Un vieil adage chinois nous dit que dans l’univers manifesté tout est différent, rien n’est absolument semblable. Les parcelles les plus semblables, les plus identiques — tels des électrons différents — différent déjà inexorablement dans les variations de leurs positions. De ces diverses variations découlent des interactions, des modes de relations multiples engendrant une gamme infinie de particularités, de singularités toujours uniques, tant dans le temps que dans l’espace.

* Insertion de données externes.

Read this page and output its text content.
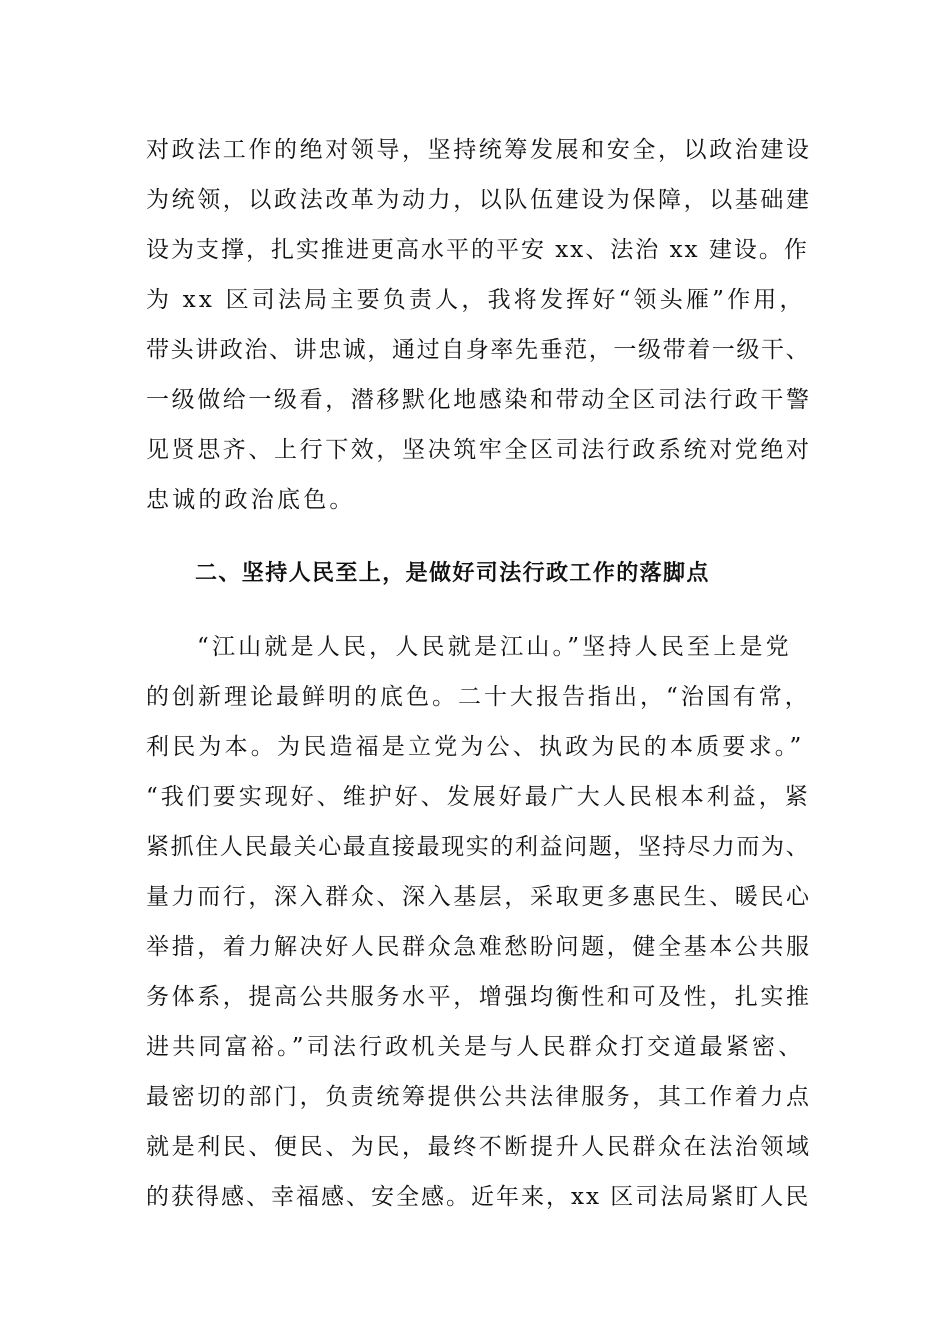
对政法工作的绝对领导，坚持统筹发展和安全，以政治建设
为统领，以政法改革为动力，以队伍建设为保障，以基础建
设为支撑，扎实推进更高水平的平安 xx、法治 xx 建设。作
为 xx 区司法局主要负责人，我将发挥好“领头雁”作用，
带头讲政治、讲忠诚，通过自身率先垂范，一级带着一级干、
一级做给一级看，潜移默化地感染和带动全区司法行政干警
见贤思齐、上行下效，坚决筑牢全区司法行政系统对党绝对
忠诚的政治底色。
二、坚持人民至上，是做好司法行政工作的落脚点
“江山就是人民，人民就是江山。”坚持人民至上是党
的创新理论最鲜明的底色。二十大报告指出，“治国有常，
利民为本。为民造福是立党为公、执政为民的本质要求。”
“我们要实现好、维护好、发展好最广大人民根本利益，紧
紧抓住人民最关心最直接最现实的利益问题，坚持尽力而为、
量力而行，深入群众、深入基层，采取更多惠民生、暖民心
举措，着力解决好人民群众急难愁盼问题，健全基本公共服
务体系，提高公共服务水平，增强均衡性和可及性，扎实推
进共同富裕。”司法行政机关是与人民群众打交道最紧密、
最密切的部门，负责统筹提供公共法律服务，其工作着力点
就是利民、便民、为民，最终不断提升人民群众在法治领域
的获得感、幸福感、安全感。近年来，xx 区司法局紧盯人民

Nous ne nions donc pas le « particulier », ni la forme, ni les singularités, mais nous insistons sur le fait que leur signification véritable n’a jamais été totalement comprise. La compréhension exacte du « particulier » n’est accessible qu’à la condition que nous nous soyons fermement établis dans le « Cosmique » et nous laissions spontanément s’exprimer en nous-mêmes le jeu de notre singularité continuellement changeante. Ceci exige de notre part un affranchissement total de toute identification, de tout attachement aux clichés mémoriels passés.

La réalisation effective de cet « Eveil » exige de notre part une vigilance de tous les instants, une très grande souplesse d’esprit, une agilité extraordinaire de la pensée se décollant continuellement de son propre passé pour adhérer pleinement, sans réserve aucune, à chaque moment présent.

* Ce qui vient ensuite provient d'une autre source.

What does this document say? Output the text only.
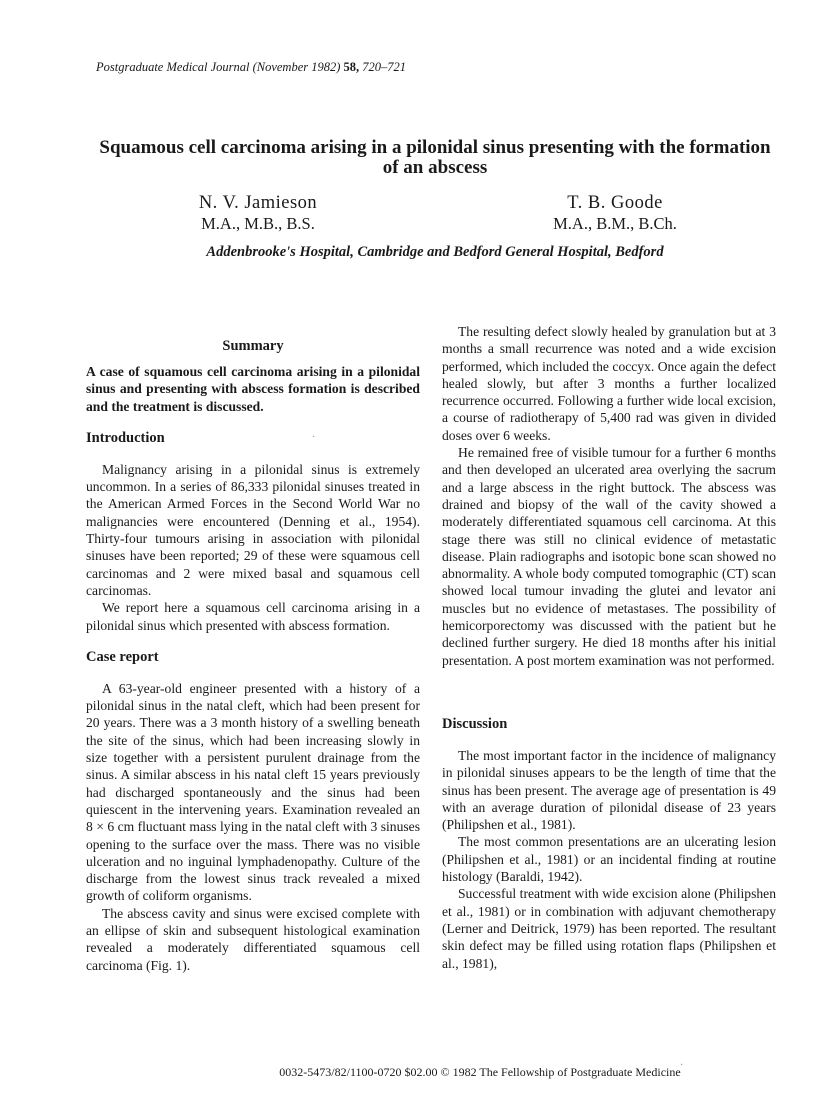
Postgraduate Medical Journal (November 1982) 58, 720–721
Squamous cell carcinoma arising in a pilonidal sinus presenting with the formation of an abscess
N. V. Jamieson
M.A., M.B., B.S.
T. B. Goode
M.A., B.M., B.Ch.
Addenbrooke's Hospital, Cambridge and Bedford General Hospital, Bedford
Summary

A case of squamous cell carcinoma arising in a pilonidal sinus and presenting with abscess formation is described and the treatment is discussed.

Introduction

Malignancy arising in a pilonidal sinus is extremely uncommon. In a series of 86,333 pilonidal sinuses treated in the American Armed Forces in the Second World War no malignancies were encountered (Denning et al., 1954). Thirty-four tumours arising in association with pilonidal sinuses have been reported; 29 of these were squamous cell carcinomas and 2 were mixed basal and squamous cell carcinomas.

We report here a squamous cell carcinoma arising in a pilonidal sinus which presented with abscess formation.

Case report

A 63-year-old engineer presented with a history of a pilonidal sinus in the natal cleft, which had been present for 20 years. There was a 3 month history of a swelling beneath the site of the sinus, which had been increasing slowly in size together with a persistent purulent drainage from the sinus. A similar abscess in his natal cleft 15 years previously had discharged spontaneously and the sinus had been quiescent in the intervening years. Examination revealed an 8 × 6 cm fluctuant mass lying in the natal cleft with 3 sinuses opening to the surface over the mass. There was no visible ulceration and no inguinal lymphadenopathy. Culture of the discharge from the lowest sinus track revealed a mixed growth of coliform organisms.

The abscess cavity and sinus were excised complete with an ellipse of skin and subsequent histological examination revealed a moderately differentiated squamous cell carcinoma (Fig. 1).

The resulting defect slowly healed by granulation but at 3 months a small recurrence was noted and a wide excision performed, which included the coccyx. Once again the defect healed slowly, but after 3 months a further localized recurrence occurred. Following a further wide local excision, a course of radiotherapy of 5,400 rad was given in divided doses over 6 weeks.

He remained free of visible tumour for a further 6 months and then developed an ulcerated area overlying the sacrum and a large abscess in the right buttock. The abscess was drained and biopsy of the wall of the cavity showed a moderately differentiated squamous cell carcinoma. At this stage there was still no clinical evidence of metastatic disease. Plain radiographs and isotopic bone scan showed no abnormality. A whole body computed tomographic (CT) scan showed local tumour invading the glutei and levator ani muscles but no evidence of metastases. The possibility of hemicorporectomy was discussed with the patient but he declined further surgery. He died 18 months after his initial presentation. A post mortem examination was not performed.

Discussion

The most important factor in the incidence of malignancy in pilonidal sinuses appears to be the length of time that the sinus has been present. The average age of presentation is 49 with an average duration of pilonidal disease of 23 years (Philipshen et al., 1981).

The most common presentations are an ulcerating lesion (Philipshen et al., 1981) or an incidental finding at routine histology (Baraldi, 1942).

Successful treatment with wide excision alone (Philipshen et al., 1981) or in combination with adjuvant chemotherapy (Lerner and Deitrick, 1979) has been reported. The resultant skin defect may be filled using rotation flaps (Philipshen et al., 1981),

0032-5473/82/1100-0720 $02.00 © 1982 The Fellowship of Postgraduate Medicine
·
·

Cette réalisation n’est pas un anéantissement mais une Plénitude.

L’originalité individuelle maladroitement déifiée par la plupart des occidentaux, n’est jamais celle qui résulte d’une attitude délibérément choisie par un « moi » se prenant « au sérieux », prisonnier de son propre jeu et victime de l’auto-identification.

L’originalité suprême n’est réalisée que lorsque le « moi » est mort à lui-même, et que n’existe plus une entité psychologique accumulant avidement des mémoires. Lorsque l’emprise des mémoires passées disparait, l’homme n’est qu’un instrument entre les mains de la Vie, en un instant et un lieu donnés.

Une seule réalité émerge en un triomphe lumineux, toujours renouvelé : l’Acte Suprême aux regards duquel nos catégories d’actes importants ou inessentiels n’ont plus de signification. Chaque geste ordinaire peut être extraordinaire.

Il le sera dans la mesure où nous ne nous projetterons plus en lui.

Le Jardin d’Eden est ici. Mais nous avons des yeux et nous ne voyons point.

Ainsi nous échappe l’importance de vivre. Parce que le langage suprême ne peut être déchiffré qu’ici, il est infiniment important de vivre, de vivre pleinement, lucidement, de vivre dans la richesse de l’amour véritable qui donne à l’Acte suprême son charme infini et toujours renouvelé.